Wow, that’s a really good question. I fall in love with every role I do. I often get asked, “what’s my favorite role to play?” And that’s always really difficult to answer because I try to not have a hierarchy in my love and appreciation for the roles that I perform. For, I want to be able to give each one of them the attention & admiration and the love & respect that it deserves. I tried to find a way for my favorite piece and my favorite role to be what I’m working on at the moment. But now, having a lot of roles under my belt, there definitely are some roles that I haven’t done that I would love to do including within the Mozarteum canon, the role of Papageno in The Magic Flute.

Either he’s very silly or a very funny character and therefore very popular. I think there’s deep pain underneath his silliness and humor, that he’s masking this curse upon him. He has to live his days as a bird and knowing deep down in his heart that he is a man who just once knew the simple things in life, like love, compassion and understanding. I would love to be able to dig into that role and find some humanity to bring to that role.

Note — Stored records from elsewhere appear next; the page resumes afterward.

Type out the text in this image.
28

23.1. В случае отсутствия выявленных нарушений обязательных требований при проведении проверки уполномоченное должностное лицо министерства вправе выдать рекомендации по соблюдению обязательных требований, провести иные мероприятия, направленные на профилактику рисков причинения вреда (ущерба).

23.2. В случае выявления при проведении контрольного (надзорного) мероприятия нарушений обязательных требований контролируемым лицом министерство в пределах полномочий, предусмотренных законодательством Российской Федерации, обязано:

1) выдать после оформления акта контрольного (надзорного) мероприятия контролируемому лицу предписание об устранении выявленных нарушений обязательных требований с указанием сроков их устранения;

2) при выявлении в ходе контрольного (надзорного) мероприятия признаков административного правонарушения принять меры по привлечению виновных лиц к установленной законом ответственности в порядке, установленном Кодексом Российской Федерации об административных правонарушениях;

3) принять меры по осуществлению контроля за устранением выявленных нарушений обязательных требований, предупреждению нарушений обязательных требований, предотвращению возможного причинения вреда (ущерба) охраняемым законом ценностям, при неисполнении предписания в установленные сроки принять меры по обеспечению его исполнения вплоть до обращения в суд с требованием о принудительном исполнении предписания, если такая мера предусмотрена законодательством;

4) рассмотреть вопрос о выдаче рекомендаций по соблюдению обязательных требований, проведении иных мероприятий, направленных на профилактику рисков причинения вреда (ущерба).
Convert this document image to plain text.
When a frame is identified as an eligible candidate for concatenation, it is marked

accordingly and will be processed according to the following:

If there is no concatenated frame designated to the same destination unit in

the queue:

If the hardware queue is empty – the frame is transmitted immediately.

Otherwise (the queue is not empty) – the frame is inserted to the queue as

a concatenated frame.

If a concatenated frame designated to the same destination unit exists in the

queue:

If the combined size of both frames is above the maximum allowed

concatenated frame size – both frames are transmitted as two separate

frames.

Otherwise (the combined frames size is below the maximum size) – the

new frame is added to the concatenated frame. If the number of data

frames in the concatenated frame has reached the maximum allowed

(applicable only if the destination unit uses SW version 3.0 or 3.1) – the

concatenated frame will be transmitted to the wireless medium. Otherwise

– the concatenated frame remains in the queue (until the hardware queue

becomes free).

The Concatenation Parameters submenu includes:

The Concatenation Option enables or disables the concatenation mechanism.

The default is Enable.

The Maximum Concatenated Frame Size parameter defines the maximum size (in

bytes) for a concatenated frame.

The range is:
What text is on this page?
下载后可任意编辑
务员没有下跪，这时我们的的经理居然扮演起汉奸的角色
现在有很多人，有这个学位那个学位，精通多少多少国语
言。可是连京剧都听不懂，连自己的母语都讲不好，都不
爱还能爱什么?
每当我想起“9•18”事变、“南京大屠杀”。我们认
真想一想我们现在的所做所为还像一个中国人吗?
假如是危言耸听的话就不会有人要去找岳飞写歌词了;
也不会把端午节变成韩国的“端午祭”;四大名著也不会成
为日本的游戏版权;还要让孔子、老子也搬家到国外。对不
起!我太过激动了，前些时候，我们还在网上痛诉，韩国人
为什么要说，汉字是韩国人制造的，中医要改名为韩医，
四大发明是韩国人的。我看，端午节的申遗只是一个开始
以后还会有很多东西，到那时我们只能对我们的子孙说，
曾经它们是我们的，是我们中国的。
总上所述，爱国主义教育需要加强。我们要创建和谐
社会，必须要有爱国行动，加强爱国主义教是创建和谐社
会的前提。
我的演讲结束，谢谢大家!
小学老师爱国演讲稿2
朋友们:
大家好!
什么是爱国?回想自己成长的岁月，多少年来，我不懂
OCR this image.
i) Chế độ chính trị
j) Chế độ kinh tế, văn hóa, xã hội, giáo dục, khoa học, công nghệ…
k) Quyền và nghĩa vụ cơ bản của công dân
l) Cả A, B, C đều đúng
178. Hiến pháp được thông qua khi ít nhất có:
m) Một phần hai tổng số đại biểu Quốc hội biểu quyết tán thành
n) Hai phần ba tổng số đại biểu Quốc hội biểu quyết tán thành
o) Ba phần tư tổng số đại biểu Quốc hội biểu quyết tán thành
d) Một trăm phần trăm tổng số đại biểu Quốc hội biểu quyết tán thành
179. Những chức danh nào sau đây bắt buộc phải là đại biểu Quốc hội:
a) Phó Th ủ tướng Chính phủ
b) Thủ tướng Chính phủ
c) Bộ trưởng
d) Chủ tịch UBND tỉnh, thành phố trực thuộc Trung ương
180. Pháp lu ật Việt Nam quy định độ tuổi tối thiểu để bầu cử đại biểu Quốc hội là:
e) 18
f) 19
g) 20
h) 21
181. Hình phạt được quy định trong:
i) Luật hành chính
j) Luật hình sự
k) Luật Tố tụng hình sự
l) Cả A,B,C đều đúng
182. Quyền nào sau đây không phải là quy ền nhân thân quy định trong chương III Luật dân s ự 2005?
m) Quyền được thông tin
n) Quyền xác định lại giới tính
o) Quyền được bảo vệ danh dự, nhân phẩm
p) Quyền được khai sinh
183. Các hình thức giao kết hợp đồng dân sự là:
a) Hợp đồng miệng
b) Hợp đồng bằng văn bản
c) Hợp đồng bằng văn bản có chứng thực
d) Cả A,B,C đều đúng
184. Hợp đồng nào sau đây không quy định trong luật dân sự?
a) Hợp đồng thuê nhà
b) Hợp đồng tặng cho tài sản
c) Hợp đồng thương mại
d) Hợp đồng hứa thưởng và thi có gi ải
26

Now, I read somewhere that you are among the artists in the New York Festival of Song Records, Singles Volume One, which just recently came out and I’d like to know, what was your contribution to the album?

One of the things it’s a really, really special album is the founder of New York Festival of Song and also the curator of this album & the pianist on the album, Steven Blier. He is nothing short of a genius. He is one of the smartest people I know as well as one of the most talented collaborative pianists on the piano on the planet. And for decades now, he has put on performances with the New York Festival of Song celebrating song in general, all kinds of songs, their motto is “no song is safe from us.” And they will perform anything from Schubert and Schumann to Bessie Smith, and W.C. Handy and Duke Ellington. I think that what’s special about it, it always has the same amount of integrity and research.

And this album is basically a collection of Steve Blier’s favorite performers, It’s some of the world’s leading singers and projects that they’ve done in the past.  The song that I’m featured in, it’s called It Makes My Love Comes Down. It’s sort of kind of like a bluesy soul song. I am embodying the spirit of a black woman in the 1940’s & 1950’s, if you will. It’s a very sensual and sexual song. When I was assigned that song, I didn’t know how to think about that because I was like, “I don’t know anything about being a black woman in the ’50s but it allowed me the opportunity to think and look outside myself and discover another perspective. Steve allow his singers to be to get outside of their comfort zone, but still explore something that they’re great at that they may not know. I had never ever sung a blues song in my life.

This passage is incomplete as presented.